Langton [1997], De Jong [2006], Salimans et al. [2017], and Such et al. [2017] overview evolutionary computation, including how it is used in reinforcement learning. Stanley et al. [2019] review neuroevolution. Such et al. [2017] show how genetic algorithms can be competitive for hard reinforcement learning algorithms. Lehman et al. [2018] provide many examples of the creativity of evolutionary algorithms.

Temporal-difference learning is by Sutton [1988]. Q-learning is by Watkins and Dayan [1992].

The use of the upper confidence bound for bandit problems was analyzed by Auer et al. [2002]. Russo et al. [2018] provide a tutorial on Thompson [1933] sampling. Kearns et al. [2002] analyze tree search, and Kocsis and Szepesvári [2006] combine tree search with smart exploration.

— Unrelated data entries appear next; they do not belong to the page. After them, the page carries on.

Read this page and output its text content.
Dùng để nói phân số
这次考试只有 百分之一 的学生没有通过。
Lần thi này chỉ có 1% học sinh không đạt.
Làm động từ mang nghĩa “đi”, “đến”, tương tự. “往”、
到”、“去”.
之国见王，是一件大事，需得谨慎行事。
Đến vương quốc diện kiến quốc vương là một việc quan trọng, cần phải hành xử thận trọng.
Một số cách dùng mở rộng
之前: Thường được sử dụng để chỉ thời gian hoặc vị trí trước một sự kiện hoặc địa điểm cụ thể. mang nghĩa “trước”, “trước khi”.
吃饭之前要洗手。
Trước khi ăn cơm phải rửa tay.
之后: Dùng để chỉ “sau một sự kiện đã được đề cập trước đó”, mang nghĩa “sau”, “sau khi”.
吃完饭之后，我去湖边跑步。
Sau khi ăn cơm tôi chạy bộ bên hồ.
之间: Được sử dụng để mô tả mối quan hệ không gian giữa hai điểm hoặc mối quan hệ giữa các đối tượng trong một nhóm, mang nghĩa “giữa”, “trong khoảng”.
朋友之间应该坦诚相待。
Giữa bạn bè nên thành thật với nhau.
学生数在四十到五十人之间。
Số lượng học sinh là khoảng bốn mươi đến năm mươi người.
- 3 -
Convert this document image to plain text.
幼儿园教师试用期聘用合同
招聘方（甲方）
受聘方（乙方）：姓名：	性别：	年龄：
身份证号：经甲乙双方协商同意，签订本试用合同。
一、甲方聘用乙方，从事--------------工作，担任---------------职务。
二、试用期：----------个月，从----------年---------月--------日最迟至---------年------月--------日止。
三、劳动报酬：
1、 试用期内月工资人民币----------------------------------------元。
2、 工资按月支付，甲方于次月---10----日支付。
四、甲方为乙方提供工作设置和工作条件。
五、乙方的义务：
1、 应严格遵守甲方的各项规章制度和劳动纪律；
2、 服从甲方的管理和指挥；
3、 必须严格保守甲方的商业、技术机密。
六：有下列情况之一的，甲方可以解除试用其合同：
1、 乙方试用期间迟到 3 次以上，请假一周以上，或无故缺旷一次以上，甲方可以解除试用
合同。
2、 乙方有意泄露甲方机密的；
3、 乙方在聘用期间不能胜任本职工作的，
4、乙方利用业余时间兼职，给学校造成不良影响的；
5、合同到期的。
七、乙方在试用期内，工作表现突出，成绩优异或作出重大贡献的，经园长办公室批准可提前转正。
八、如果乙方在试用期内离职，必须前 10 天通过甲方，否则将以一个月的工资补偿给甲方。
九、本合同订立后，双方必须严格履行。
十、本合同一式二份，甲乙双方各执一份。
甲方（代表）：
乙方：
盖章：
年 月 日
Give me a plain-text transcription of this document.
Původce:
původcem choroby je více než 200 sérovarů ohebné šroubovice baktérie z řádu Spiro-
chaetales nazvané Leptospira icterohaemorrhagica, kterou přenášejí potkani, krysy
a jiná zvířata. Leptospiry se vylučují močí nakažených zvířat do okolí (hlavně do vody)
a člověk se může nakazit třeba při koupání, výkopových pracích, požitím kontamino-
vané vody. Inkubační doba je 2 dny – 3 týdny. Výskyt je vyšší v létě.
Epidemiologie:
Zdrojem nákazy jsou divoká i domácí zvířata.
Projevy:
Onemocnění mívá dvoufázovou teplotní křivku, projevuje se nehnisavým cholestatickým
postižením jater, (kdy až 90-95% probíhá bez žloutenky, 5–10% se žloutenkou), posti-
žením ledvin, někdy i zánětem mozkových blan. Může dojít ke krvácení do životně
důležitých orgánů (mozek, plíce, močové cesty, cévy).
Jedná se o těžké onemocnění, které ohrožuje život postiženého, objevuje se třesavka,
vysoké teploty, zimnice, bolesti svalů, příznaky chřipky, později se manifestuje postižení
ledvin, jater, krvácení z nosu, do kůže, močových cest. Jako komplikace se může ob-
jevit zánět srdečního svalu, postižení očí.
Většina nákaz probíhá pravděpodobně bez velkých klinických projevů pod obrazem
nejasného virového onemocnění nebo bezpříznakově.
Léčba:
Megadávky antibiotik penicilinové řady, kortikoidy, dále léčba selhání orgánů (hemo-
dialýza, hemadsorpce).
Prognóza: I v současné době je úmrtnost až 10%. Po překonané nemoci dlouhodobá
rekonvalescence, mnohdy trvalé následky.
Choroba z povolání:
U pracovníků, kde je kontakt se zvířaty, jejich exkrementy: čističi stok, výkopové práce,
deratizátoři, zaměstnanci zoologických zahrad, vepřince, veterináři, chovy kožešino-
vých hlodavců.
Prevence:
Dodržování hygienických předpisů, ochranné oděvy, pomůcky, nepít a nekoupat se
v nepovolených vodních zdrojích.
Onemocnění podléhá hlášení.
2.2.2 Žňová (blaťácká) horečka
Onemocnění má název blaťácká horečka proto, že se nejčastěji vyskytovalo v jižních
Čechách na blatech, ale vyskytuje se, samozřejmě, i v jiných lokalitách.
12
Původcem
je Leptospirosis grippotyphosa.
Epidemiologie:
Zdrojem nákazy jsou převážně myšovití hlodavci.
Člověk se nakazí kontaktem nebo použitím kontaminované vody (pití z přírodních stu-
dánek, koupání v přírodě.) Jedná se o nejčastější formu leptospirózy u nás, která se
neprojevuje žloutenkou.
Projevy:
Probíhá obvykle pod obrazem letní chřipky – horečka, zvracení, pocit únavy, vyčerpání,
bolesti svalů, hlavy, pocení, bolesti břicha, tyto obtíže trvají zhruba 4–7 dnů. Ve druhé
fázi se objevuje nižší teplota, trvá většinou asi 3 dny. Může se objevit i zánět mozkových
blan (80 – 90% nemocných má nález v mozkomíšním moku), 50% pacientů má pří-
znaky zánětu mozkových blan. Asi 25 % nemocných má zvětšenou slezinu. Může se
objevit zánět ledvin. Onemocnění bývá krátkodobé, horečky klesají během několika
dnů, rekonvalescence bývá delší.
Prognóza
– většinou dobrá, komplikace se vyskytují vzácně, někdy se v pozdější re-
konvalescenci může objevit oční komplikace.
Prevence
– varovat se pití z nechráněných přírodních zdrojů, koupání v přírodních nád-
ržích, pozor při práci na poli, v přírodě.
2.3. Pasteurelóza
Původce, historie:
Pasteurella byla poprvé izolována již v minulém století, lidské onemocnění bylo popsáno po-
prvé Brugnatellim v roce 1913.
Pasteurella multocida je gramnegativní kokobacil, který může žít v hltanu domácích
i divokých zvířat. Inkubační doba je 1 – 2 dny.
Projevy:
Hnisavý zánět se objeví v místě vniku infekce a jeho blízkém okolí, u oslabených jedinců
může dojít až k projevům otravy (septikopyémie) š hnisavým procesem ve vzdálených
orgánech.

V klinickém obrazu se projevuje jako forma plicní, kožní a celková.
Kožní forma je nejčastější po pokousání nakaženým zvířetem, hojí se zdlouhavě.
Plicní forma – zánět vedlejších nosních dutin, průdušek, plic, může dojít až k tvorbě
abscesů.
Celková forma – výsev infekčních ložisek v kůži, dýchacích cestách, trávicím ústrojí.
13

Schmidhuber [1990] shows how neural networks can simultaneously learn a model and a policy. Mnih et al. [2015] describe how reinforcement learning combined with neural networks was used to solve classic Atari computer games. Silver et al. [2016] show how learning can be used for the game of Go, and Silver et al. [2017] describe AlphaZero that also has superhuman performance in the games of chess and shogi. François-Lavet et al. [2018] and Li [2018] survey deep reinforcement learning.

The social impact section is based on Amodei et al. [2016].